The politics of debt reduction

It seems more than fair to criticize the Obama White House for taking too long to understand the nature of congressional Republican tactics. The president has operated under a set of assumptions — GOP leaders are reasonable people, willing to compromise in good faith, acting with the nation’s best interests at heart — that have always seemed rather fanciful.

With the introduction of the American Jobs Act and today’s debt-reduction plan, President Obama and his team appear to have thrown out the old playbook.

“I think this is less ‘Let’s be the grownups in the room and start at the 50 yard line,’ and more ‘Let’s start on our side of the field,'” said Jared Bernstein, former economic adviser to Vice President Joe Biden.

It’s about time. The White House suffered some major setbacks, but officials have apparently decided to send congressional Republicans a new message: no more Mr. Nice President.

Trying to shape policies in advance to make the GOP happy is out; presenting credible and progressive plans is in. Preemptive compromises are out; veto threats are in. Asking Congress to consider doing the right thing is out; taking a “pass this bill” message to the public is in.

It’s possible that for many of the president’s critics on the left, it’s too late. But for those who’ve been urging Obama to adopt progressive principles and show a willingness to fight, let’s not miss what is plainly true: the president has taken their advice.

Indeed, if we look at the American Jobs Act and today’s debt-reduction as bookends of one large, integrated economic package there were a number of things the left said the White House simply couldn’t do: a regulatory moratorium, cutting Social Security, and raise Medicare eligibility. The old playbook tells us Obama would put all of these on the table as part of an outreach effort to garner Republican support. The new playbook is predicated on more realistic expectations: Republicans are going to say no to everything anyway.

What are the major concessions Obama has included in his economic plan? There aren’t any; that’s the point. All of the things progressives pleaded with the president to take off the table have, in fact, been taken off the table.

So, what happens now? If congressional Republicans decide they’re ready to work with the White House, great. If they decide otherwise, President Obama will blame them for Washington’s failures and run against them.

For quite a while, Republicans have set the parameters of the debate.

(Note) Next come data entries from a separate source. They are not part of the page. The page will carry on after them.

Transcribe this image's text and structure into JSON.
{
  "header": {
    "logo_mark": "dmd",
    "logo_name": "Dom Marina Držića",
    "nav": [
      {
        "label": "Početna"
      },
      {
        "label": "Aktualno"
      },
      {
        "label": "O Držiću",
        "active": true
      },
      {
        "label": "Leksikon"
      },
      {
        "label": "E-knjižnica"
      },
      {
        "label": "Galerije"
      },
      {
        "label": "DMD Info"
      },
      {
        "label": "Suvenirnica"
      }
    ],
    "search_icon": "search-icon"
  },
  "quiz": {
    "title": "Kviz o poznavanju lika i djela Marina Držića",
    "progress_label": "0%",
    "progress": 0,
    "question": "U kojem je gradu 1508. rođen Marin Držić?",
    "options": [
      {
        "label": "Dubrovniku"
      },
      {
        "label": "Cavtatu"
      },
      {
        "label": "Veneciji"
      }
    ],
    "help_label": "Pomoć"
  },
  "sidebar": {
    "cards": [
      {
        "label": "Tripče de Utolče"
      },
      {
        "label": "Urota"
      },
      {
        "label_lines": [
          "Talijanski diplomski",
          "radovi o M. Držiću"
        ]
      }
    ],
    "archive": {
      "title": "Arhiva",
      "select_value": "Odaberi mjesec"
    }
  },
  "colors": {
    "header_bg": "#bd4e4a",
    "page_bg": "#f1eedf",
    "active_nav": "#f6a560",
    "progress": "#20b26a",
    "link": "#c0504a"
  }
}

They’re perfectly willing to consider negotiations with Democrats on economic and budget policy, just so long as Dems realize any policies to be considered must not raise taxes, increase the deficit, expand the scope of government, or spend any money. Once that’s established, then the two sides can talk.

The White House has finally noticed the value in changing the nature of the conversation. It took a while, but President Obama seems to have decided to break out of the box Republicans have spent years trying to weld shut. Between the American Jobs Act and today’s debt-reduction plan, the White House appears more invested in presenting what should pass, and less concerned about what might pass.

It’s the difference between following and leading.